Ken describes their distinctive temperaments and talents and details what made Lea, Max and Quill good candidates for art-making. We hear how the three were trained to paint with flipper and brush and how they are rewarded for their efforts. We explore what we can know or - perhaps at best - surmise about sea lions from their art-making.

Max at work with paint brush and canvas.
Photo provided by the Oregon Coast Aquarium.
Questions for Ken: Do sea lions attach any meaning to their artwork? How do sea lions see? Do they appreciate beauty? Do they have fun when they engage in these activities? How do sea lions learn and can we relate their learning processes to the ways in which human beings learn? Are they visual learners? Auditory learners? Tactile learners? Could a sea lion teach another sea lion to paint?

Max and Lea are featured in the full-color coffee table book, Fur in My Paint, that depicts wild animals - from scorpions to beaded lizards, macaws to elephants, and sea lions to gorillas - all creating art. In Part 2 of this series, we'll be chatting with the book's author, Tifane Grayce. Jack Hanna, Director Emeritus of the Columbus Zoo and host of TV's Into the Wild, has called this art-making "a brilliant activity for any animal in an animal park or conservation center. Painting stimulates the animals and acts as an important 'enrichment' activity. Not only do the animals produce some really nice art, but it's valuable for conservation fund-raising."
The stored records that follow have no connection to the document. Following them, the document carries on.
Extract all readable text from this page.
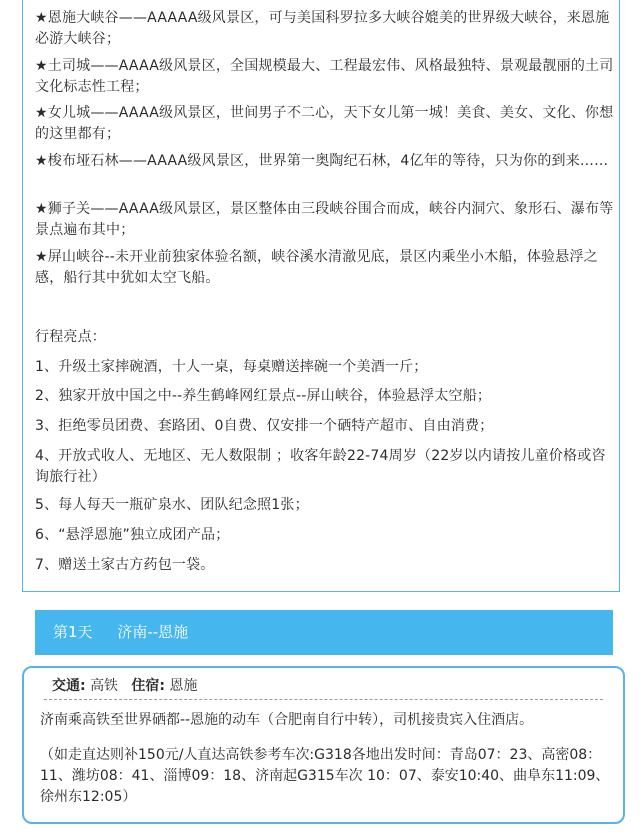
★恩施大峡谷——AAAAA级风景区，可与美国科罗拉多大峡谷媲美的世界级大峡谷，来恩施必游大峡谷；
★土司城——AAAA级风景区，全国规模最大、工程最宏伟、风格最独特、景观最靓丽的土司文化标志性工程；
★女儿城——AAAA级风景区，世间男子不二心，天下女儿第一城！美食、美女、文化、你想的这里都有；
★梭布垭石林——AAAA级风景区，世界第一奥陶纪石林，4亿年的等待，只为你的到来……
★狮子关——AAAA级风景区，景区整体由三段峡谷围合而成，峡谷内洞穴、象形石、瀑布等景点遍布其中；
★屏山峡谷--未开业前独家体验名额，峡谷溪水清澈见底，景区内乘坐小木船，体验悬浮之感，船行其中犹如太空飞船。
行程亮点：
1、升级土家摔碗酒，十人一桌，每桌赠送摔碗一个美酒一斤；
2、独家开放中国之中--养生鹤峰网红景点--屏山峡谷，体验悬浮太空船；
3、拒绝零员团费、套路团、0自费、仅安排一个硒特产超市、自由消费；
4、开放式收人、无地区、无人数限制 ；收客年龄22-74周岁（22岁以内请按儿童价格或咨询旅行社）
5、每人每天一瓶矿泉水、团队纪念照1张；
6、“悬浮恩施”独立成团产品；
7、赠送土家古方药包一袋。
第1天 济南--恩施
交通: 高铁 住宿: 恩施
济南乘高铁至世界硒都--恩施的动车（合肥南自行中转），司机接贵宾入住酒店。
（如走直达则补150元/人直达高铁参考车次:G318各地出发时间：青岛07：23、高密08：11、潍坊08：41、淄博09：18、济南起G315车次 10：07、泰安10:40、曲阜东11:09、徐州东12:05）
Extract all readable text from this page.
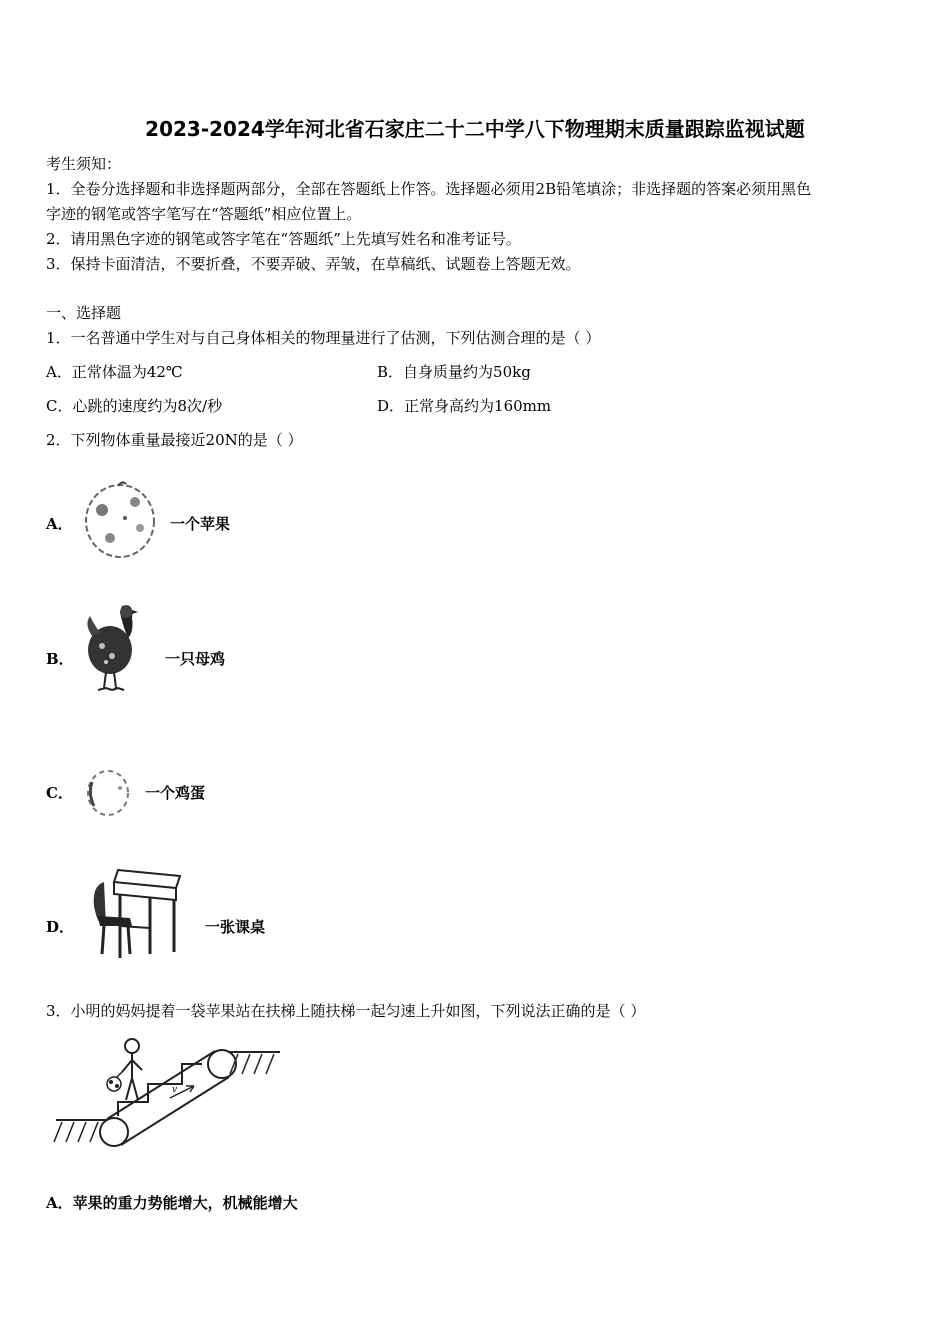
2023-2024学年河北省石家庄二十二中学八下物理期末质量跟踪监视试题
考生须知：
1．全卷分选择题和非选择题两部分，全部在答题纸上作答。选择题必须用2B铅笔填涂；非选择题的答案必须用黑色
字迹的钢笔或答字笔写在“答题纸”相应位置上。
2．请用黑色字迹的钢笔或答字笔在“答题纸”上先填写姓名和准考证号。
3．保持卡面清洁，不要折叠，不要弄破、弄皱，在草稿纸、试题卷上答题无效。
一、选择题
1．一名普通中学生对与自己身体相关的物理量进行了估测，下列估测合理的是（ ）
A．正常体温为42℃	B．自身质量约为50kg
C．心跳的速度约为8次/秒	D．正常身高约为160mm
2．下列物体重量最接近20N的是（ ）
A．	一个苹果
B．	一只母鸡
C．	一个鸡蛋
D．	一张课桌
3．小明的妈妈提着一袋苹果站在扶梯上随扶梯一起匀速上升如图，下列说法正确的是（ ）
v
A．苹果的重力势能增大，机械能增大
The Oregon Coast Aquarium opened in 1992 and is situated on a beautiful 39-acre site on Yaquina Bay adjacent to an estuary and opposite a historic bay front with a working harbor. The aquarium is home to some 15,000 creatures (250 species) and is consistently rated among the nation’s best. It has received praise from USA Today, Coastal Living, Parents Magazine, Forbes Traveler and Trailer Life. The facility welcomes about 460,000 visitors annually and is open every day save for Dec. 25. Summer (Memorial Day weekend through Labor Day) hours are: 9 a.m. to 6 p.m. Winter hours are: 10 a.m. to 5 p.m. Admission is $15.45 for adults aged 18-64; seniors (65+), $13.45; young adults (13-17), $12.75; children (3-12), $9.95 and age 2 and younger, free.